Part Two: Room for Wrong? Room to Grow & Open to Possibility
So the bus passes by this woman waiting at the bus stop. OK, maybe the driver didn’t see her, but still, it is a bus stop. I think the bus driver should have stopped. The woman takes off and runs after the bus. She catches is when the bus is at a stop light and knocks on the door. The bus continues. OK, maybe it is against policy to board riders anywhere other than the stop. The woman continues to run and miraculously makes it to the next bus stop and boards the bus with three other passengers.When she gets on, she asks the driver, “Why didn’t you stop for me?”The bus driver said, ‘We don’t have to stop. You have to flag us down.” The woman with a confused look took a seat in exhaustion. By now, the passengers who witnessed the incident commented with indignation, sarcasm and humor. “I’ve been riding for years, I’ve never flagged the bus down.” “Well, how soon do we need to start flagging you down?” “Excuse me miss, but I’d like to get off at the next stop.”

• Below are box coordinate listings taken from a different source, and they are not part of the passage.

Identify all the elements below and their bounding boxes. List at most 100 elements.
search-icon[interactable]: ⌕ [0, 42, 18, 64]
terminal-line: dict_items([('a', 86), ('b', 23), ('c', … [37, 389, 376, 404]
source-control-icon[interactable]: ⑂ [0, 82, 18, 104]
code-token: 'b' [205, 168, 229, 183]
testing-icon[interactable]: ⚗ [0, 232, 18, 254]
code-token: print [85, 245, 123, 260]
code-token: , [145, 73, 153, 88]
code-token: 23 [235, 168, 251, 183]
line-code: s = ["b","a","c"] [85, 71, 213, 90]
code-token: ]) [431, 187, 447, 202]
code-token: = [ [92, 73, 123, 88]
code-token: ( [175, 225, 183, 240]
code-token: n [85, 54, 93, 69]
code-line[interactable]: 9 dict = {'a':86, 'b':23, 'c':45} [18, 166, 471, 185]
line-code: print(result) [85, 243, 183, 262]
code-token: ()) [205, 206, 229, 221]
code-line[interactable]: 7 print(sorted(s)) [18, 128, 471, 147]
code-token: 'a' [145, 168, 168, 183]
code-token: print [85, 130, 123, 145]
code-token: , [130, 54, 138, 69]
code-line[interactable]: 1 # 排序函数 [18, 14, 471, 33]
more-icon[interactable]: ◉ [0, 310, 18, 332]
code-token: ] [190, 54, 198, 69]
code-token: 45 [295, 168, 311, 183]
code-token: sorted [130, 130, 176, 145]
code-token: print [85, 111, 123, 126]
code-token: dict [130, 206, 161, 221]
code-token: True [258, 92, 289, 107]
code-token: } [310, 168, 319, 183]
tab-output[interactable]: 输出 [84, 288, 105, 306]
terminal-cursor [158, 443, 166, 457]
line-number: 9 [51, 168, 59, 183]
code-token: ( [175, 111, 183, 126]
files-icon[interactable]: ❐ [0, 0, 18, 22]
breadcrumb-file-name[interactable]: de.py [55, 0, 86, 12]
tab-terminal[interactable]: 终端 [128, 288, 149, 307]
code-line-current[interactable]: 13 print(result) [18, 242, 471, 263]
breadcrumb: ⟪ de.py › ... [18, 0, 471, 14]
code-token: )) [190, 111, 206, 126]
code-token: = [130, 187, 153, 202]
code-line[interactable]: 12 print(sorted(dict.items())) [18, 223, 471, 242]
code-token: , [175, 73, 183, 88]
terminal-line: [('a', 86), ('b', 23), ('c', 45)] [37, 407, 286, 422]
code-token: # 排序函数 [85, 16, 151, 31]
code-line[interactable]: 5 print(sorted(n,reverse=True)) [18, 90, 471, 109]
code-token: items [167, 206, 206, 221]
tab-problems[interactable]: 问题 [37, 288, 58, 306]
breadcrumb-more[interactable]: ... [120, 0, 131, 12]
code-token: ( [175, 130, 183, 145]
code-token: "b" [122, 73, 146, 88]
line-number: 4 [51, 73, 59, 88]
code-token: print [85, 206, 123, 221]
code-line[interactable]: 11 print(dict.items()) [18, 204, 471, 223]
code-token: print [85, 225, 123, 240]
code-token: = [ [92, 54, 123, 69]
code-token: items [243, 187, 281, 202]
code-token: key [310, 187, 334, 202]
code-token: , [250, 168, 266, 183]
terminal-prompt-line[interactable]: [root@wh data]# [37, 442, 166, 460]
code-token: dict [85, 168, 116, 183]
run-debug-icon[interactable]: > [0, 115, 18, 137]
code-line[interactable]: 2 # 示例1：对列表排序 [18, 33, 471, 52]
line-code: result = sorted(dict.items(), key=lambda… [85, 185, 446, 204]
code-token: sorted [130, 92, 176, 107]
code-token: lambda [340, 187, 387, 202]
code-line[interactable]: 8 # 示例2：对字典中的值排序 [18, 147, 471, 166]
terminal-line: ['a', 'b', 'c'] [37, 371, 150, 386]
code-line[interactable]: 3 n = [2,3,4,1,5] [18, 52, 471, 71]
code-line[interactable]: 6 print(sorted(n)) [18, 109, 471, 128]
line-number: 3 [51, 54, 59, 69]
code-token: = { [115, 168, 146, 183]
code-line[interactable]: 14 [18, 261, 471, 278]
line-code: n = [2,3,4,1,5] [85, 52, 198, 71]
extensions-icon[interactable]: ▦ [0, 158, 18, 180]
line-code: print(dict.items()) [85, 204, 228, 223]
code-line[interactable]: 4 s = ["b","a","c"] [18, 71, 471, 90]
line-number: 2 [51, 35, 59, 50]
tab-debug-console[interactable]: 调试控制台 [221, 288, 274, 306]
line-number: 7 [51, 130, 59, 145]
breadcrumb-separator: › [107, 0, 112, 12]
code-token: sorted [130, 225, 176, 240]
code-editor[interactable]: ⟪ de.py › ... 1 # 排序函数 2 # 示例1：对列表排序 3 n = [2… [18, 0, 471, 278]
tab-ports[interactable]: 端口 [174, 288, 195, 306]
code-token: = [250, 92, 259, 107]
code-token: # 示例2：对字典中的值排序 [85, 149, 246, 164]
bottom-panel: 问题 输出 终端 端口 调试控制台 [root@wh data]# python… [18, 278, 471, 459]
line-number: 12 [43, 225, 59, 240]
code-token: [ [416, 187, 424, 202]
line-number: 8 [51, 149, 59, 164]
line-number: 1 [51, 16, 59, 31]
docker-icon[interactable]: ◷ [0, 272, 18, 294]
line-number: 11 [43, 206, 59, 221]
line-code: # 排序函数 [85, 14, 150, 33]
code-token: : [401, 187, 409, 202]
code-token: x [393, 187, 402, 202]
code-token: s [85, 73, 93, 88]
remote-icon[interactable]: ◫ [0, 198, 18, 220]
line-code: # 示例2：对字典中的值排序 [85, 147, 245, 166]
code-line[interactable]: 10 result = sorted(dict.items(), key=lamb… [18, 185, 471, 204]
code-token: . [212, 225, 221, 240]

Yes, it got ugly. Why couldn’t the bus driver admit she was wrong? I checked the rules and the instructions are: Board the Shuttle wherever you see a sign with the green Broadway Shuttle bus icon. This was sooooo obvious, the driver could have said, oops, my bad, Sorry didn’t see you was trying to stay on schedule. Just saying nothing would have preferable to the falsehood that followed. The next day, I heard the perfect conclusion to this. Richard Friedlander in a perspective on the radio said:
I used to think that speaking in public was the one thing that was feared more than death, but after twenty years of trying to get people to resolve their problems by talking with each other, I’ve come to the conclusion that admitting one has made a mistake now occupies the top spot.
The amount of creativity and time wasted by working around this simple act is enough to solve both our energy and employment problems in one swoop. The trust and fellowship that is lost would fill a black hole in space. “Hey, I screwed up” often is enough to put an end to a dispute, and when it isn’t, it’s a good start toward a resolution. Sometimes, it leads to an apology; sometimes, to creating an atmosphere where people are not afraid to give and receive helpful ideas. This applies to relationships across the board: whether it’s a presidential candidate speaking to the electorate, co-workers, marital partners, strangers or friends. You open up, people open up to you.